Sí, pero son datos de salud y por tanto categoría especial del art. 9 del RGPD. Necesitan una base específica del art. 9.2 —normalmente el consentimiento explícito— además de la base general del art. 6, acceso restringido a quien tiene que usarlos (cocina y quien coordina el comedor) y un plazo de conservación definido. No se recogen «por si acaso» ni se comparten en el grupo del equipo.

¿Cuánto tiempo se pueden conservar las imágenes de las cámaras?

Un mes desde su captación, según el art. 22.3 de la LOPDGDD, salvo que deban conservarse para acreditar hechos que atenten contra la integridad de personas, bienes o instalaciones. Además, el art. 22 prohíbe instalar cámaras en lugares destinados al descanso o esparcimiento de los trabajadores, y hay que señalizar la zona videovigilada.

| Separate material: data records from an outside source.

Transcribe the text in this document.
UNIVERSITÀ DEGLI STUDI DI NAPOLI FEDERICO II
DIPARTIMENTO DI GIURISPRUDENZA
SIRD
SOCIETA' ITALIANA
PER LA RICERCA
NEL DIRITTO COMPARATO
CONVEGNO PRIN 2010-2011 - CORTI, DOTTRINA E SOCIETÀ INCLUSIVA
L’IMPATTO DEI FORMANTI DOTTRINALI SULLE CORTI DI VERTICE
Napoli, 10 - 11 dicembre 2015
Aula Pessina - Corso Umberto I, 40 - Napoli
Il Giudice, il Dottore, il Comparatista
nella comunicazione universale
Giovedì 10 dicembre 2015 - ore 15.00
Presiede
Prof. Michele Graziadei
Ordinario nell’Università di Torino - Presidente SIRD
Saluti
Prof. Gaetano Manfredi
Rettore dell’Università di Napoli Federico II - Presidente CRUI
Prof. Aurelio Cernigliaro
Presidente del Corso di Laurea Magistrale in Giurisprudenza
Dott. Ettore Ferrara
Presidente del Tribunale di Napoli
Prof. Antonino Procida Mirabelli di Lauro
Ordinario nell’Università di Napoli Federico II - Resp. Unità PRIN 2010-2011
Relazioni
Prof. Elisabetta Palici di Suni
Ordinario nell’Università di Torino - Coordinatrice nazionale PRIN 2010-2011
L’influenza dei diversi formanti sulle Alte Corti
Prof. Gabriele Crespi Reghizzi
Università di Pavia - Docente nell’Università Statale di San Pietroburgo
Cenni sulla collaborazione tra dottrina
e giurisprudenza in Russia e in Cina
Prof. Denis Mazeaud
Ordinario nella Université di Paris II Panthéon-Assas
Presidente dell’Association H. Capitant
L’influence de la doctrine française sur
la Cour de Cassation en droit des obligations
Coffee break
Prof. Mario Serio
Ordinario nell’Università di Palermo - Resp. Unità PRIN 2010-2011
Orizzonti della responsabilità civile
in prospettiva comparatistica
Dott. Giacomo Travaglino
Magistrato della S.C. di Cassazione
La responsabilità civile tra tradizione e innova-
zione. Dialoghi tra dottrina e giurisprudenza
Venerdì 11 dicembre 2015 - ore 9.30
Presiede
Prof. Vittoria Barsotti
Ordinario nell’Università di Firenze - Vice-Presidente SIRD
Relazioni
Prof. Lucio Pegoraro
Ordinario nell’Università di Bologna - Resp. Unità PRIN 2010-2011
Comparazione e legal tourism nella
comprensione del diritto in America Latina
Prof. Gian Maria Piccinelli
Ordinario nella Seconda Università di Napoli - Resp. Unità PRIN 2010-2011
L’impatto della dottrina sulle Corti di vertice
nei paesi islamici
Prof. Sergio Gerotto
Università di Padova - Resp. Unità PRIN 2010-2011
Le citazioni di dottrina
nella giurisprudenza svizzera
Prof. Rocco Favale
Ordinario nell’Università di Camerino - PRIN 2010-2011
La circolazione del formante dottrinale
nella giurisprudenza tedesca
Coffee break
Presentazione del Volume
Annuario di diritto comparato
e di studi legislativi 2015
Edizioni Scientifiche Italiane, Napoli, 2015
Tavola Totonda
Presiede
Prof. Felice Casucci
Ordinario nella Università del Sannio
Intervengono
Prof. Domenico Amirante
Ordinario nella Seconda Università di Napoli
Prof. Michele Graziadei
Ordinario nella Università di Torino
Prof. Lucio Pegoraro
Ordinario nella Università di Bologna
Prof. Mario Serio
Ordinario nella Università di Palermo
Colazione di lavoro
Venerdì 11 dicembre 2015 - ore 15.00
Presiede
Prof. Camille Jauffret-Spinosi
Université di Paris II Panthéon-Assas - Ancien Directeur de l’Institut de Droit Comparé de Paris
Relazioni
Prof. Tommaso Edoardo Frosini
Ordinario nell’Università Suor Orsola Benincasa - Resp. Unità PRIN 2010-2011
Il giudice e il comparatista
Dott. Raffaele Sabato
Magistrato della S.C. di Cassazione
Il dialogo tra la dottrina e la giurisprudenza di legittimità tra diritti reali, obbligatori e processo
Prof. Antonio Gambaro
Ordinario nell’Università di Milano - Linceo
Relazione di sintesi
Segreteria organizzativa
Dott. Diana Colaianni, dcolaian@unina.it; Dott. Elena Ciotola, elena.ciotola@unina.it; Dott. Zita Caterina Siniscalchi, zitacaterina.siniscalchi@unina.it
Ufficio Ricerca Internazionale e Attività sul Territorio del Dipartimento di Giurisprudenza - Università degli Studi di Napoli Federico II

¿Es legal el grupo de WhatsApp con todos los residentes?

El número de teléfono es un dato personal, y al crear un grupo cada participante ve el número del resto: eso es una comunicación de datos entre ellos. No está prohibido, pero requiere informar y contar con una base que lo ampare, y no sirve como canal para asuntos confidenciales ni para datos de salud. Las listas de difusión, donde nadie ve los números de los demás, evitan el problema de raíz.

¿Un residente de diecisiete años necesita autorización de sus padres?

Depende de la edad exacta. El art. 7 de la LOPDGDD sitúa en catorce años la edad a partir de la cual una persona puede consentir por sí misma el tratamiento de sus datos. Por debajo hace falta la autorización de quien ostente la patria potestad o tutela. Ojo: eso afecta al consentimiento, no a la capacidad para firmar el contrato de alojamiento, que es otra cuestión.

¿Cuánto hay para responder a un residente que pide sus datos o su borrado?

Un mes desde la recepción de la solicitud, prorrogable en dos meses más si la solicitud es compleja o hay muchas, avisando de la prórroga en el primer mes (art. 12.3 del RGPD). El plazo corre aunque la persona ya no viva en el centro.